The size and complexities of the data (see [detailed description of data here](https://nbviewer.jupyter.org/github/pengshi-usc/usc-dso-570/blob/master/Handouts%20and%20Notes/15-Final%20Project%20Data%20Description.ipynb)) may seem overwhelming. As with most real world analytics project, much of the available data may not be directly relevant, and the data you really need may be missing. Hence, it is important to first form in your mind a conceptual picture of what are the most important components to the problem, and what you would like to focus on, rather than try to take in all of the available data without such a mental picture.

Below are ideas of potential directions (you are not limited to these options but these are given to inspire your own thinking):

- **Define what a "good" portfolio of SKU looks like:** The first step of optimization is to measure what is "good." One way to start is to go through the list of issues in section 2 and come up with a reasonable metric to quantify each. There are many issues so you should first identify ones you believe are the most important. For example, you may decide that the ideal selection of SKUs for a region should have products that are predicted to sell well, have low supply chain costs, as well as be sufficiently diverse to cover the population's needs. Consider how you would measure each of these, and try to approximate each of these measures using linear objectives or constraints in your optimization formulation. It is okay that your metric may require data beyond what is given in the project, as long as you can argue that this data can be obtained without too much effort by the company.

- **Find examples of SKUs which you might argue for addition or removal:** the status quo at FritoLay chooses products based on sales volume (velocity) and percentage of sales that are returned (stale rates). One approach is to dig into the available data and find evidence for SKUs and regions in which the current policy is not good. For example, you may want to identify certain products with very high transportation cost and low production margins, and try to make a case that it might not make sense to include this product at the region. Another example is to find SKU that you think should be added to a certain region, and make a case for the addition (due to good performance in other regions that you argue have similar tastes, and reasonable transportation costs).

- **Simulating data you do not have:** Beside analyzing existing data (which can be very challenging due to the high level of aggregation), an alternative approach for identifying opportunites for improvement is to use simulation to illustrate stylized examples in which the current policy would perform very badly. For example, products that have very unpredictable demand spikes may warrant stores to have larger inventory to be able to meet the spikes, but this may also result in products expiring (high stale rates). There might be demand distributions in which it is more profitable to incur a high stale rates rather than keeping inventories low and inccuring high lost sales, and this may challenge the status quo of using stale rates to filter products. It would be helpful to identify using the data the type of products that may exhibit such demand distributions.

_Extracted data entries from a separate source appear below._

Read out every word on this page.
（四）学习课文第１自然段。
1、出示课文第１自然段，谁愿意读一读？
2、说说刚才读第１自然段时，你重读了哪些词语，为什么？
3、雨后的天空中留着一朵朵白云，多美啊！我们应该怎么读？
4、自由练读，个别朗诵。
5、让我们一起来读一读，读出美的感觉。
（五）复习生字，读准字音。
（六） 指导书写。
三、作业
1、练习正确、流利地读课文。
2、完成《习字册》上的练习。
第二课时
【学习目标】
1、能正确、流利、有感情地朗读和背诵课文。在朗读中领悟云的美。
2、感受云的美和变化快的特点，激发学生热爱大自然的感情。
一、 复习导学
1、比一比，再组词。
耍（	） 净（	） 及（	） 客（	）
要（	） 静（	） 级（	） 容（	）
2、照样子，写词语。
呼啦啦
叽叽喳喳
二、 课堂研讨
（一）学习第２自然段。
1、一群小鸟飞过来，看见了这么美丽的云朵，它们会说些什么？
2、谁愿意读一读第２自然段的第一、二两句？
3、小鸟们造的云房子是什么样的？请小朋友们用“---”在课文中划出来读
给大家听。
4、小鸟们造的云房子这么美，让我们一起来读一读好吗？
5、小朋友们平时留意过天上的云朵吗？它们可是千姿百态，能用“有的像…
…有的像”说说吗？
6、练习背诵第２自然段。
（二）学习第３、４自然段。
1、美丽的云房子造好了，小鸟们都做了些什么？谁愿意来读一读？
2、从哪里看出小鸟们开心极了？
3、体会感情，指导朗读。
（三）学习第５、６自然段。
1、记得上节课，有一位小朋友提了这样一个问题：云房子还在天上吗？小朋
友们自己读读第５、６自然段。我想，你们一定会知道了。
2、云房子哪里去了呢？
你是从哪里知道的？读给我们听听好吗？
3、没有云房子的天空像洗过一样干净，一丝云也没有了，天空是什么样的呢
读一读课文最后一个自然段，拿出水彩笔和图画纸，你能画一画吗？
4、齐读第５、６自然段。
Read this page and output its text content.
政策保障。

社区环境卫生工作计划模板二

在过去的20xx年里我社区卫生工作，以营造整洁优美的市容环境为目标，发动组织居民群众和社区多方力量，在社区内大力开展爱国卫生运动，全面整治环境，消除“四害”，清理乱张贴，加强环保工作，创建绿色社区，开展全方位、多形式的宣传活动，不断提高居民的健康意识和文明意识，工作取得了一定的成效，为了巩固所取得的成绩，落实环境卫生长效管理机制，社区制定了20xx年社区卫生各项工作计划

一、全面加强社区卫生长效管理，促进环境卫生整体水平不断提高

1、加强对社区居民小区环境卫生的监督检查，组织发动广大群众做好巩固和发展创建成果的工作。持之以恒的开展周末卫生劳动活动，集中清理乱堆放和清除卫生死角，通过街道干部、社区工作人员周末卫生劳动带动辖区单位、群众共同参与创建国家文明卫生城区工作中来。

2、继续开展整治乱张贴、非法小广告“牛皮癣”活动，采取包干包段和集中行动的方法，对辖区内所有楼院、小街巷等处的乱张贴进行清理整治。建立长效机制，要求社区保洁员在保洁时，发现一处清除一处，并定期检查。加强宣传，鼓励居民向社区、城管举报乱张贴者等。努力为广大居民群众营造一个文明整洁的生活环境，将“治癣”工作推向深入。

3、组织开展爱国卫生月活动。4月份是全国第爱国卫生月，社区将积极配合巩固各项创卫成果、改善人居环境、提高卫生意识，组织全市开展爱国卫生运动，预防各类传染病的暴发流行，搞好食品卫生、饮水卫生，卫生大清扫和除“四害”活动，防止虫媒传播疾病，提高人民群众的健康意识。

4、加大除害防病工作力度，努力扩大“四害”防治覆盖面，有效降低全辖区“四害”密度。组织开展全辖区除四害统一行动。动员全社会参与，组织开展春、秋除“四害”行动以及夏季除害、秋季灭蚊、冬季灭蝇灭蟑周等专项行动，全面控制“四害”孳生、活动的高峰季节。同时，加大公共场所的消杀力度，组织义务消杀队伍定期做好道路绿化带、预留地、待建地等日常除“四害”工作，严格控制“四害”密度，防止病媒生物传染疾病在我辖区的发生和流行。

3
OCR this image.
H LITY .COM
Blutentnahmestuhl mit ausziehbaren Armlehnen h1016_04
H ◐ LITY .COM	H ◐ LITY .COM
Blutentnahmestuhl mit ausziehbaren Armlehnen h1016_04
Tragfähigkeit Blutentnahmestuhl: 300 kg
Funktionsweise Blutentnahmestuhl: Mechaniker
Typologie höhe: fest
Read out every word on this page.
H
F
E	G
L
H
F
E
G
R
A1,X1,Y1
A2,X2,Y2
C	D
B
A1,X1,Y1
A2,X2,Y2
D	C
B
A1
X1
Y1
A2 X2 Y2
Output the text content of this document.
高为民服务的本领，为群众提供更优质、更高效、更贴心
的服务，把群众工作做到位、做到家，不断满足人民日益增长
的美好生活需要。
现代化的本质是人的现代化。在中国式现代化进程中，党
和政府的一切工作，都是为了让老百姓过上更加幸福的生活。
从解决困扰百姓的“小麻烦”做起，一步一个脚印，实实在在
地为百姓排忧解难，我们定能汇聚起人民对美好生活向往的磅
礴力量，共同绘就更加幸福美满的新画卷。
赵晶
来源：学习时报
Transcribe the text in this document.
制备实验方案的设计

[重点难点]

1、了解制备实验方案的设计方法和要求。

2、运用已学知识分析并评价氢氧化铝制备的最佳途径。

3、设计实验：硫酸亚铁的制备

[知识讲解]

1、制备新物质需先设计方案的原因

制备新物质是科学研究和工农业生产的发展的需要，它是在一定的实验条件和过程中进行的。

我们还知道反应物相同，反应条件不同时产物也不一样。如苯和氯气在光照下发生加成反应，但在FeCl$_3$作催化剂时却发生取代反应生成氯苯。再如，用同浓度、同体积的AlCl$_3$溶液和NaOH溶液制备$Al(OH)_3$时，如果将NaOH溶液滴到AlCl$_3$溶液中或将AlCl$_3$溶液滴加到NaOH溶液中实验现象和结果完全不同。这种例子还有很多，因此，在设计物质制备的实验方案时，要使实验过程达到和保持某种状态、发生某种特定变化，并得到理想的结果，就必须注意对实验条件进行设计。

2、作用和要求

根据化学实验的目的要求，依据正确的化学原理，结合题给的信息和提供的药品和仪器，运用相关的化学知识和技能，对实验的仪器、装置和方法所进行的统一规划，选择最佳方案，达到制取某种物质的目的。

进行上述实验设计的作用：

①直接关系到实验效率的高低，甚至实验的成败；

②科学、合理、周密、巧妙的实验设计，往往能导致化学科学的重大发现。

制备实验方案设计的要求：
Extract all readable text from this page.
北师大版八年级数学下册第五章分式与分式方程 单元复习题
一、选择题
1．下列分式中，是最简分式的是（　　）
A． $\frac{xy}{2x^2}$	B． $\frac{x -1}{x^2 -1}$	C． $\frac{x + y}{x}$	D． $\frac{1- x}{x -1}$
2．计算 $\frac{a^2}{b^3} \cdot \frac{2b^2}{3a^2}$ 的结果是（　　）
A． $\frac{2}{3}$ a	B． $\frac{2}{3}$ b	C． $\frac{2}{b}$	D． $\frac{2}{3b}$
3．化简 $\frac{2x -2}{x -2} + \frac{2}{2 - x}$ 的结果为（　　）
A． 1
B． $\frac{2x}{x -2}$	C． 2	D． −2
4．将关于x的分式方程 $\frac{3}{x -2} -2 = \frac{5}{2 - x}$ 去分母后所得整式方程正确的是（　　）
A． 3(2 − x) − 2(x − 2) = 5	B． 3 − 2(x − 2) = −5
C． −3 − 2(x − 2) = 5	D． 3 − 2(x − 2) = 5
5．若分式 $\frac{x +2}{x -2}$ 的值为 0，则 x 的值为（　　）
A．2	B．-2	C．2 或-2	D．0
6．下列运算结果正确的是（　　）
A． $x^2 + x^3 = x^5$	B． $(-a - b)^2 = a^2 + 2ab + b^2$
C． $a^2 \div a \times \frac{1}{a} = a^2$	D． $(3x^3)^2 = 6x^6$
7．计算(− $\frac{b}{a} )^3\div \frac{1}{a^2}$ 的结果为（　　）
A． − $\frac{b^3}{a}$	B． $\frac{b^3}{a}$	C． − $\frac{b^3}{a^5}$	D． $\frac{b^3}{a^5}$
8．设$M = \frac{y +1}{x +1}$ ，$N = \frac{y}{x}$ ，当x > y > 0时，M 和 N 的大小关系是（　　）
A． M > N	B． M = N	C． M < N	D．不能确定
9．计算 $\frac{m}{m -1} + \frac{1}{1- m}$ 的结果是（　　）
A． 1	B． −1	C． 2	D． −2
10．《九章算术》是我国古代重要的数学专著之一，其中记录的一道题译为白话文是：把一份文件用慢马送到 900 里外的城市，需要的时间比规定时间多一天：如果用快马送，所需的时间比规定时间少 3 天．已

- **Supplementing with other data sources:** one way to make your submission stand out is to find your own datasets to supplement your analysis. As an example, the data from FritoLay does not segment consumers from each region or study the demographics of regions. You can find alternative sources of demographic data for various states and try to use that to guide the SKU decisions. 

- **Creating numerical product attributes:** Much of the information about products in the data set are hidden in the descriptions, and some are dispersed in multiple files (for example, the transportation data has product shape and flavor, which you may want to merge with the other files). It might be helpful for your analysis to create numerical attributes, such as whether a product is spicy, cheesy, healthy, etc. An example of how you might use these attributes is to help quantify what a "diverse" portfolio mean. Another use would be to estimate what attributes are most important for each region.